Definitions

from The American Heritage® Dictionary of the English Language, 5th Edition.

  • transitive verb To cause (someone) to have difficulty paying attention to something.
  • transitive verb To attract (the attention) away from its original focus; divert.
  • transitive verb To cause to feel worried or uneasy; unsettle.

from The Century Dictionary.

  • To draw apart; pull in different directions and separate; divide.
  • To turn or draw away from any object; divert from any point toward another point, or toward various other objects: as, to distract a person's attention from his occupation.
  • To cause distraction in; draw in different directions or toward different objects; confuse by diverse or opposing considerations; perplex; bewilder: as, to distract the mind with cares.
  • To disorder the reason of; derange; render frantic or mad.
  • Distracted; frantic; deranged: same as distraught.

from the GNU version of the Collaborative International Dictionary of English.

  • transitive verb To draw apart or away; to divide; to disjoin.
  • transitive verb To draw (the sight, mind, or attention) in different directions; to perplex; to confuse
  • transitive verb To agitate by conflicting passions, or by a variety of motives or of cares; to confound; to harass.
  • transitive verb To unsettle the reason of; to render insane; to craze; to madden; -- most frequently used in the participle, distracted.
  • adjective obsolete Separated; drawn asunder.
  • adjective obsolete Insane; mad.

from Wiktionary, Creative Commons Attribution/Share-Alike License.

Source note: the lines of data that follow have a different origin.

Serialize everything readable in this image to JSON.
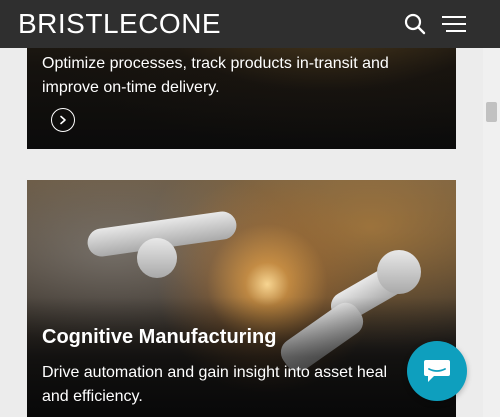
{
  "header": {
    "logo": "BRISTLECONE",
    "icons": [
      "search-icon",
      "hamburger-menu-icon"
    ],
    "background": "#2f2f2f"
  },
  "cards": [
    {
      "title": "",
      "description_lines": [
        "Optimize processes, track products in-transit and",
        "improve on-time delivery."
      ],
      "action_icon": "chevron-right-icon"
    },
    {
      "title": "Cognitive Manufacturing",
      "description_lines": [
        "Drive automation and gain insight into asset heal",
        "and efficiency."
      ]
    }
  ],
  "chat": {
    "icon": "chat-bubble-icon",
    "color": "#0e9fbe"
  }
}
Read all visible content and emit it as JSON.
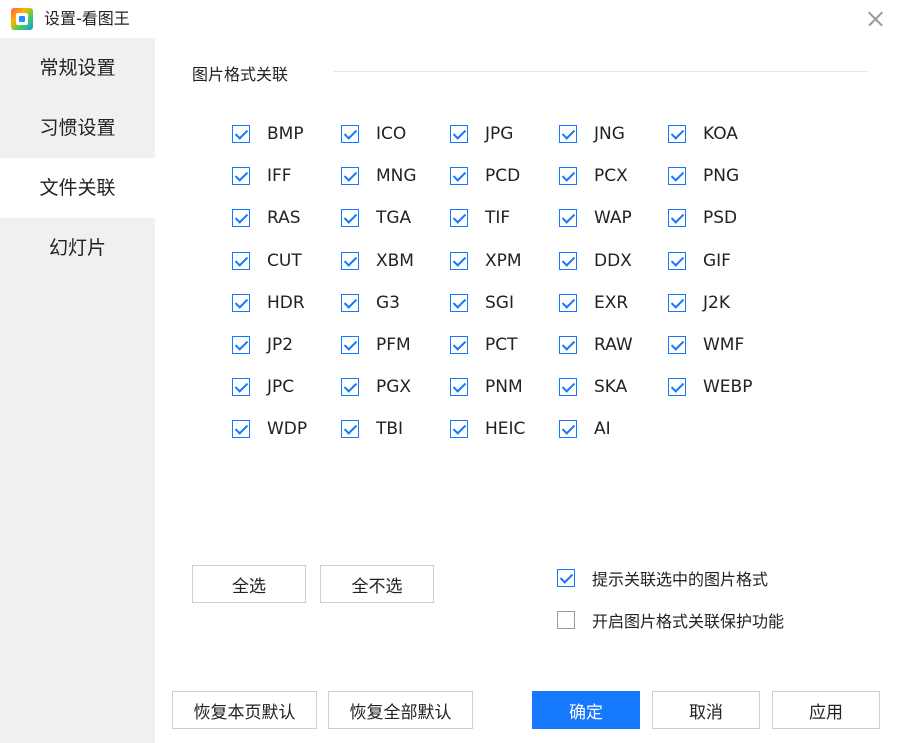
{
  "window": {
    "title": "设置-看图王"
  },
  "sidebar": {
    "items": [
      {
        "label": "常规设置",
        "active": false
      },
      {
        "label": "习惯设置",
        "active": false
      },
      {
        "label": "文件关联",
        "active": true
      },
      {
        "label": "幻灯片",
        "active": false
      }
    ]
  },
  "section": {
    "title": "图片格式关联"
  },
  "formats": [
    {
      "label": "BMP",
      "checked": true
    },
    {
      "label": "ICO",
      "checked": true
    },
    {
      "label": "JPG",
      "checked": true
    },
    {
      "label": "JNG",
      "checked": true
    },
    {
      "label": "KOA",
      "checked": true
    },
    {
      "label": "IFF",
      "checked": true
    },
    {
      "label": "MNG",
      "checked": true
    },
    {
      "label": "PCD",
      "checked": true
    },
    {
      "label": "PCX",
      "checked": true
    },
    {
      "label": "PNG",
      "checked": true
    },
    {
      "label": "RAS",
      "checked": true
    },
    {
      "label": "TGA",
      "checked": true
    },
    {
      "label": "TIF",
      "checked": true
    },
    {
      "label": "WAP",
      "checked": true
    },
    {
      "label": "PSD",
      "checked": true
    },
    {
      "label": "CUT",
      "checked": true
    },
    {
      "label": "XBM",
      "checked": true
    },
    {
      "label": "XPM",
      "checked": true
    },
    {
      "label": "DDX",
      "checked": true
    },
    {
      "label": "GIF",
      "checked": true
    },
    {
      "label": "HDR",
      "checked": true
    },
    {
      "label": "G3",
      "checked": true
    },
    {
      "label": "SGI",
      "checked": true
    },
    {
      "label": "EXR",
      "checked": true
    },
    {
      "label": "J2K",
      "checked": true
    },
    {
      "label": "JP2",
      "checked": true
    },
    {
      "label": "PFM",
      "checked": true
    },
    {
      "label": "PCT",
      "checked": true
    },
    {
      "label": "RAW",
      "checked": true
    },
    {
      "label": "WMF",
      "checked": true
    },
    {
      "label": "JPC",
      "checked": true
    },
    {
      "label": "PGX",
      "checked": true
    },
    {
      "label": "PNM",
      "checked": true
    },
    {
      "label": "SKA",
      "checked": true
    },
    {
      "label": "WEBP",
      "checked": true
    },
    {
      "label": "WDP",
      "checked": true
    },
    {
      "label": "TBI",
      "checked": true
    },
    {
      "label": "HEIC",
      "checked": true
    },
    {
      "label": "AI",
      "checked": true
    }
  ],
  "selection": {
    "select_all": "全选",
    "select_none": "全不选"
  },
  "options": {
    "prompt_associate": {
      "label": "提示关联选中的图片格式",
      "checked": true
    },
    "protect_association": {
      "label": "开启图片格式关联保护功能",
      "checked": false
    }
  },
  "footer": {
    "restore_page": "恢复本页默认",
    "restore_all": "恢复全部默认",
    "ok": "确定",
    "cancel": "取消",
    "apply": "应用"
  },
  "colors": {
    "accent": "#1677ff",
    "sidebar_bg": "#f0f0f0",
    "border": "#cfcfcf"
  }
}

  • verb transitive To divert the attention of.

from WordNet 3.0 Copyright 2006 by Princeton University. All rights reserved.

  • verb draw someone's attention away from something
  • verb disturb in mind or make uneasy or cause to be worried or alarmed

Etymologies

from The American Heritage® Dictionary of the English Language, 4th Edition

[Middle English distracten, from Latin distrahere, distract-, to pull away : dis-, apart; see dis– + trahere, to draw.]

from Wiktionary, Creative Commons Attribution/Share-Alike License

From Latin distrahere ("to pull apart"), from dis- + trahere ("to pull").